SN 2023ixf was discovered on May 19; NICER began observing in the morning hours of May 20. No immediate evidence of the supernova was seen. NASA's Swift observatory was able to detect SN 2023ixf with its ultraviolet telescopes but also reported a non-detection in X-rays. These results are not surprising -- the ejected material is hot and glows in visible and ultraviolet light, but its density is high enough that it obscures X-ray emission from the central object. Several days later, NASA's NuSTAR telescope, which operates at X-ray energies much higher than NICER and Swift, detected SN 2023ixf in X-rays, with a spectrum that indicated deep absorption of low-energy X-rays. As the ejecta "clouds" disperse, we anticipate lower energy X-rays will begin to penetrate this material, offering us a glimpse of the compact object. NICER continues to monitor SN 2023ixf in hopes of providing a definitive detection of rapid variability -- pulsations or quasi-periodic behavior -- which would be the hallmark of a newborn neutron star or black hole.
Figure:
Preliminary X-ray spectrum and model, based on 17,000 seconds of early (within 2 days of discovery) NICER exposure for SN 2023ixf.

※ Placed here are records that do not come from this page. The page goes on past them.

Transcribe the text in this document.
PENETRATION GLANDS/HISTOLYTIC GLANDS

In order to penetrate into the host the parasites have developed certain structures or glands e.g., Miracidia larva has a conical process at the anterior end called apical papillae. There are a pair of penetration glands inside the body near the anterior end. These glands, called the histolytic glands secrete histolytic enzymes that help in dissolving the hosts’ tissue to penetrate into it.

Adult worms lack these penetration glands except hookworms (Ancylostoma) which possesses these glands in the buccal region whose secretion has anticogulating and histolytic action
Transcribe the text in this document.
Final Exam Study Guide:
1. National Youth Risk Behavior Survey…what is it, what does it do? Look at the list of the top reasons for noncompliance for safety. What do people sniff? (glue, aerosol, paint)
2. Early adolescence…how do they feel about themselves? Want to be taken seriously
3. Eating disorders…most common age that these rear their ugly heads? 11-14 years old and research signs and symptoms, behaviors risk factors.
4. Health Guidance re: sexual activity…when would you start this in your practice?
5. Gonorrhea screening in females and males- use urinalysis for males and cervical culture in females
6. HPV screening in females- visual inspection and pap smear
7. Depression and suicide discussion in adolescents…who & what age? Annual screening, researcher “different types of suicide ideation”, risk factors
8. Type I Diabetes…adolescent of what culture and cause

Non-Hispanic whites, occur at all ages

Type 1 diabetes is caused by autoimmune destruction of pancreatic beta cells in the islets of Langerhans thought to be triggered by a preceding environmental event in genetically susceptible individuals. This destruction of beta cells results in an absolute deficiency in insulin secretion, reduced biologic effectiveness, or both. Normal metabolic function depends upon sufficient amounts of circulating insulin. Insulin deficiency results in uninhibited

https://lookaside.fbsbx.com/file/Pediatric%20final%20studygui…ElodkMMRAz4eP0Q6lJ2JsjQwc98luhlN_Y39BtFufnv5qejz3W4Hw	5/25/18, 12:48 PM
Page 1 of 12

Points with error bars in the top panel show the NICER data (photon counts binned according to their measured energies), and solid stepped traces represent components of a model that includes radiation background and diffuse X-ray sky "glow". The lower panel plots the data/model ratio; some low-energy excesses at low significance hint at possible emission from the M101 galaxy, but don't yet provide evidence for a detection of X-ray emission from the supernova.